Bilins are linear, open‐chain tetrapyrrole pigments found in the light‐harvesting antenna complexes known as phycobilisomes, which absorb in the spectral region from 550 to 650 nm. Phycobilisomes are well characterized structurally and spectroscopically and are one of the best understood of the various classes of antenna complexes. We will discuss them in more detail in Chapter 5.

Figure 4.13 Structures of two of the most common bilins: phycocyanobilin and phycoerythrobilin.

The bilins resemble a porphyrin that has been split open and twisted into a linear conformation. Indeed, the bilins are actually formed from heme groups in just this fashion, as described below. The structures of the two most commonly found bilins, phycocyanobilin, and phycoerythrobilin, are shown in Fig. 4.13. The bilins are bound to proteins known as biliproteins. The three main classes of biliprotein antenna complexes are allophycocyanin, phycocyanin, and phycoerythrin. Bilins are the only class of photosynthetic pigments that are covalently attached to proteins. They are linked by thioether bonds to specific cysteine amino acid residues. In most cases, a single thioether linkage on ring A is found, although a dual linkage at both ring A and ring D is found on some pigments in phycoerythrin (MacColl, 1998).
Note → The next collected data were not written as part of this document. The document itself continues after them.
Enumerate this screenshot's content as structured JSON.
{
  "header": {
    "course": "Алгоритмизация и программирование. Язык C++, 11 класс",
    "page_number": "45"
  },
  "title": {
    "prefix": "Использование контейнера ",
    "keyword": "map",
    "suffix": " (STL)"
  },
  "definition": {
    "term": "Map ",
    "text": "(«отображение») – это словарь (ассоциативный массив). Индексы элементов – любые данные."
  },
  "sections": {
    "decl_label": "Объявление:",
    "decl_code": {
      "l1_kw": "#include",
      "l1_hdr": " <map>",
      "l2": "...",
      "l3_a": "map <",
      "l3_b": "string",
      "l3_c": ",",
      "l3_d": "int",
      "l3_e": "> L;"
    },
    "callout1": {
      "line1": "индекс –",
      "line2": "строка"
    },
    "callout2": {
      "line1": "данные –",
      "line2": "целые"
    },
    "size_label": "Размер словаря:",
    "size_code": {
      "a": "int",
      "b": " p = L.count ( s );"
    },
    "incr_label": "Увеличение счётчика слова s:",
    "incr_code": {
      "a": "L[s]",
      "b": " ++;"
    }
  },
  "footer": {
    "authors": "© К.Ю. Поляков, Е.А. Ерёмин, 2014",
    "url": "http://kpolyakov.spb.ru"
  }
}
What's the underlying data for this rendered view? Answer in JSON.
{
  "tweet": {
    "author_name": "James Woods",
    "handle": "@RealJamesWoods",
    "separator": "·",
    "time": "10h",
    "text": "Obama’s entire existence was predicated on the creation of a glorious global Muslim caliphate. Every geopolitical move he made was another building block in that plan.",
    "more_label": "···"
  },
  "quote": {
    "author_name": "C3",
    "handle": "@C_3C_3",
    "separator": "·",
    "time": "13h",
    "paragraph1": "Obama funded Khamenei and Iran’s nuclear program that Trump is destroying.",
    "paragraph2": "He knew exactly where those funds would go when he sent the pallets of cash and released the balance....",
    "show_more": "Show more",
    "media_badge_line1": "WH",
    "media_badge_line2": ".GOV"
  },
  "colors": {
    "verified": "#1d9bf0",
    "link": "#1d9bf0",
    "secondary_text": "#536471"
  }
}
The open‐chain tetrapyrrole bilin chromophores are made by a surprisingly complex pathway (Bryant et al., 2020). First, the protoporphyrin IX molecule is synthesized, as described above in the description of chlorophyll biosynthesis. This molecule is converted into a heme by insertion of Fe. The heme is then split open by the action of the enzyme heme oxygenase. Heme oxygenase requires both O₂ and NADPH as substrates, producing the molecule biliverdin, which is subsequently reduced, isomerized, and finally ligated to the apoprotein.